The UK-EU trade agreement, which contains new rules for living, working and trading together, will take affect from 23:00 GMT on 31 December.
The full complicated agreement is more than 1,200 pages long, but here are some of the key points.
- There will be no taxes on goods (tariffs) or limits on the amount that can be traded (quotas) between the UK and the EU from 1 January
- Some new checks will be introduced at borders, such as safety checks and customs declarations.
- There are some new restrictions on certain UK animal food products. For example, uncooked meats like sausages and burgers can’t enter the EU unless they are frozen to -18C.
- Having a deal in place means that the fear that some goods could become more expensive has been avoided.
- However, businesses will still need to prepare for new procedures at ports, and if new paperwork is incomplete, it could lead to disruption.
SERVICES AND QUALIFICATIONS
- Businesses offering services, such as banking, architecture and accounting, will lose their automatic right of access to EU markets and will face some restrictions.
- There will no longer be automatic recognition of professional qualifications for people such as doctors, chefs and architects.
- Rather than following one set of rules for the whole of the EU, UK businesses will need to comply with the regulations in each individual country.
- It will be harder for people with qualifications gained in the UK to sell their services in the EU. Individuals will need to check each country’s rules to make sure their qualification is still recognised.
- However, the UK and EU have pledged to keep talking to try to improve access for the service sector in the future.
- The UK government says EHIC will be replaced with a new UK Global Health Insurance Card, but full details have not been released yet.
- Pets will still be allowed in the EU, but it will be a more complicated process as owners will need to obtain an animal health certificate for each trip they make.
- UK mobile operators will be able to charge for roaming, so people should check with their mobile phone company before travelling.
- Fishing was the hardest and last issue to be resolved in the negotiation, and some UK fishermen are unhappy with the arrangement. The Scottish Fishermen’s Federation, for example, says the deal does not give the UK enough control of its waters.
- Starting in 2026, the UK and the EU will hold regular talks on fishing access. So there could be more heated arguments ahead.
EUROPEAN COURT OF JUSTICE AND OTHER DISPUTES
- There will be no role in the UK for the European Court of Justice (ECJ), which is the highest court in the EU.
- Disputes that cannot be resolved between the UK and the EU will be referred to an independent tribunal instead.
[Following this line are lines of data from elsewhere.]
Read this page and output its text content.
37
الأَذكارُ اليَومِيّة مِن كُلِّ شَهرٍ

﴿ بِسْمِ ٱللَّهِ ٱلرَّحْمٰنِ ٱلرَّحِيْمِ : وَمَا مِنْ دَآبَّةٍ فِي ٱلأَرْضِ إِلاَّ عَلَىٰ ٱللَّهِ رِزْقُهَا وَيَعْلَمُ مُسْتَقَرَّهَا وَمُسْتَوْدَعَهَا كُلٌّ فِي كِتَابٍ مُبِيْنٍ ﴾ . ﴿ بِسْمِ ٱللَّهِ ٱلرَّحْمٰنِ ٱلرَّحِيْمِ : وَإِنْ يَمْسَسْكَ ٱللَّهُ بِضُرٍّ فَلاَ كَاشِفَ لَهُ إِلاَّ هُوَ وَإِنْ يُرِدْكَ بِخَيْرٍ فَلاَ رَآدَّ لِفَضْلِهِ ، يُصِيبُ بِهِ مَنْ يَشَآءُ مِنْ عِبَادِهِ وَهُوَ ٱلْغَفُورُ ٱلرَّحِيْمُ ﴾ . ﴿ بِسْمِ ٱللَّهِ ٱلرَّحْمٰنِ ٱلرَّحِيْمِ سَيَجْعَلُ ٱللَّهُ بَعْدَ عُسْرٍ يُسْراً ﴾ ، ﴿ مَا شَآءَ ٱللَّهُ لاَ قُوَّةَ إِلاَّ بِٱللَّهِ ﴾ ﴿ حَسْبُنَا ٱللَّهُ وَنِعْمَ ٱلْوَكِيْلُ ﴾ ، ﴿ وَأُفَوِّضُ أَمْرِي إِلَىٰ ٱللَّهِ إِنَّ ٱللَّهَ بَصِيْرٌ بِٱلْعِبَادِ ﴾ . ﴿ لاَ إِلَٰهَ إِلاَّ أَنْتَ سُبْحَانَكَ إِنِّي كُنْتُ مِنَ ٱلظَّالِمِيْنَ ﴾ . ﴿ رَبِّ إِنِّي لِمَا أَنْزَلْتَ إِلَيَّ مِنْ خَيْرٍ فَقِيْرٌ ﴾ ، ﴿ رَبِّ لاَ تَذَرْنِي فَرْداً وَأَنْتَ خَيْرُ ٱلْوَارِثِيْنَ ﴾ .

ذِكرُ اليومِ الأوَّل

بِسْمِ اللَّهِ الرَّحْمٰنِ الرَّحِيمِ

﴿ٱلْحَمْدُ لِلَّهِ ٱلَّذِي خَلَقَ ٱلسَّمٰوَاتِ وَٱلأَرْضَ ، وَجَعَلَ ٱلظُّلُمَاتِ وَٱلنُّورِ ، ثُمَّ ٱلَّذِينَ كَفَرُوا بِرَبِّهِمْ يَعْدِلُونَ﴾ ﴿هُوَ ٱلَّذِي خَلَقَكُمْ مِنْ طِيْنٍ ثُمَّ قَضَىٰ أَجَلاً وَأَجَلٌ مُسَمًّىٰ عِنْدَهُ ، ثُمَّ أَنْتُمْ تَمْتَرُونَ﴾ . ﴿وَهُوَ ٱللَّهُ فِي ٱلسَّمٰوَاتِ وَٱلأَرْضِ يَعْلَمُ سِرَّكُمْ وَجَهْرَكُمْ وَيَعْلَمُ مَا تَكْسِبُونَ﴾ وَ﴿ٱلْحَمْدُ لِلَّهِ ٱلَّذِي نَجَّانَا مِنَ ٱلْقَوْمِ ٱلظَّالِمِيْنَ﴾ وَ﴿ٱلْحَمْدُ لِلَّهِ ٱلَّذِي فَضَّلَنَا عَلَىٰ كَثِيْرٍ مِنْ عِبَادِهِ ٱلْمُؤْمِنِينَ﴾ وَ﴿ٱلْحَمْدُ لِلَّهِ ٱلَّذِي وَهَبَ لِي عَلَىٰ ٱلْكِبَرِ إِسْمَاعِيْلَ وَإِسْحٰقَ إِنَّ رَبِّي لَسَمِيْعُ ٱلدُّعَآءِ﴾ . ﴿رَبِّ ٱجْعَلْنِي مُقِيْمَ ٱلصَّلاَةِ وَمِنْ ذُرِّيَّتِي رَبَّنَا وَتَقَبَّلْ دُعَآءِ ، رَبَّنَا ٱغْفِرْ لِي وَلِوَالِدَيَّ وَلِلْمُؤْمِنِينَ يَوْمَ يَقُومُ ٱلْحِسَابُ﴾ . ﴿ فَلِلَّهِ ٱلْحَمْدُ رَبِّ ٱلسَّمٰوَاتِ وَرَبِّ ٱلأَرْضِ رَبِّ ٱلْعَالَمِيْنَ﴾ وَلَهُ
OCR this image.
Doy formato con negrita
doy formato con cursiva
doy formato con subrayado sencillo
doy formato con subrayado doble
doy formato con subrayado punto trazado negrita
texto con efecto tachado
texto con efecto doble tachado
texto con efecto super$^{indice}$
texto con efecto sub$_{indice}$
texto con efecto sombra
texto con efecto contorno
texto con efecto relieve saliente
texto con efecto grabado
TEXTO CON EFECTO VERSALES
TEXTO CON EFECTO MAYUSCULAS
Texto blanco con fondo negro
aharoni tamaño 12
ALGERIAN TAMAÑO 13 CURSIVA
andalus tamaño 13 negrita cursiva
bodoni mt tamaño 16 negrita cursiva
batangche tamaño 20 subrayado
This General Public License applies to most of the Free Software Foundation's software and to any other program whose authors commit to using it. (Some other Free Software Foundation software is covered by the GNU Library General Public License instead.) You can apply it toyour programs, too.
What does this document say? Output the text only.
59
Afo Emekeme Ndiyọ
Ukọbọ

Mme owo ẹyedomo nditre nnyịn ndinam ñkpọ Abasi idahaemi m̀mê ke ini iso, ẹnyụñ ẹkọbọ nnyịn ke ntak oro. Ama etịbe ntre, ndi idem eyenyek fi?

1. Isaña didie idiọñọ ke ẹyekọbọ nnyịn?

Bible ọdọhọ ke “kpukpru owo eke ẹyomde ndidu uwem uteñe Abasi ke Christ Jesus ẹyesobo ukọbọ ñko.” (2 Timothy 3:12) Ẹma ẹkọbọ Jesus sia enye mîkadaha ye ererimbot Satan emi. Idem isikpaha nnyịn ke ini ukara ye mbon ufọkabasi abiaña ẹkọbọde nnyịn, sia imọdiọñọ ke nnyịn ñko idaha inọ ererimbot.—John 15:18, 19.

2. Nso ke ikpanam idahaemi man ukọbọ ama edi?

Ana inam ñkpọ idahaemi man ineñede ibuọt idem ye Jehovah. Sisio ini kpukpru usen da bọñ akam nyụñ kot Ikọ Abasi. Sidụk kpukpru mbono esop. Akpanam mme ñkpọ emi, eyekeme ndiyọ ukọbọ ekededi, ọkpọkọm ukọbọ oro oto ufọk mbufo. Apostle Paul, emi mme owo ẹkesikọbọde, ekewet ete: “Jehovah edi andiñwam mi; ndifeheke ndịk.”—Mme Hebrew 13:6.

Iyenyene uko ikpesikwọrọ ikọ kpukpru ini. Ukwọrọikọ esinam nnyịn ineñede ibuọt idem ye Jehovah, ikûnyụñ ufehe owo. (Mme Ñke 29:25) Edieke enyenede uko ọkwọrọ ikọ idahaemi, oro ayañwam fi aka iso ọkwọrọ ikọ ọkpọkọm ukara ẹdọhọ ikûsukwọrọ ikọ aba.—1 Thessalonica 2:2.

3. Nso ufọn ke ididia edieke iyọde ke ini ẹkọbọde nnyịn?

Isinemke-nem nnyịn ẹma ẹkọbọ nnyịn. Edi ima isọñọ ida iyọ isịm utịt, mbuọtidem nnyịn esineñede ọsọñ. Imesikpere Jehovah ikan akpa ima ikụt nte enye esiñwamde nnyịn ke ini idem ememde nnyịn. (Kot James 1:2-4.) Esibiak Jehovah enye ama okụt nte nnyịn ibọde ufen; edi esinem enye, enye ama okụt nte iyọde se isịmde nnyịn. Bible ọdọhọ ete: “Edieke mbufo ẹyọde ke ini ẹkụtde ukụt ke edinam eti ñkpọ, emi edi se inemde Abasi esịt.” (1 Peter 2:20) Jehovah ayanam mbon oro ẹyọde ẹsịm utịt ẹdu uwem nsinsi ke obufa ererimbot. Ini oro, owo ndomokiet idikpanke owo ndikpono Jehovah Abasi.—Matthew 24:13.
- Ending the role of the ECJ was a key UK demand as Brexit supporters said it would allow the UK to “take back control” of its laws.
- The ECJ could still have a role in Northern Ireland because it continues to follow some EU trade rules.
- If either side moves too far away from the current rules around product standards, tariffs (charges on imports) could be imposed on some goods in the future.
SECURITY AND DATA
- The UK will no longer have automatic access to key security databases, but should be able to gain access upon request.
- The UK will not be a member of the EU’s law enforcement agency, Europol, but it will have a presence at its headquarters.
- The UK is no longer obliged to comply with EU standards of data protection, but data will continue to be exchanged in the same way for at least four months as long as the UK doesn’t change its data protection rules.
- The UK’s arrangement with Europol will be similar to the one the US currently has.
- Many of the rules about storing and processing data still need be decided.
- The UK will no longer participate in the Erasmus exchange programme, an EU scheme that helps students study in other countries.
- Students at universities in Northern Ireland will continue to participate in Erasmus, as part of an arrangement with the Irish government.
- Students that have already started courses in the EU will continue to receive support for fees.
- A new scheme named after the mathematician Alan Turing will begin in September 2021. The government says it will be similar to Erasmus but will include countries across the world.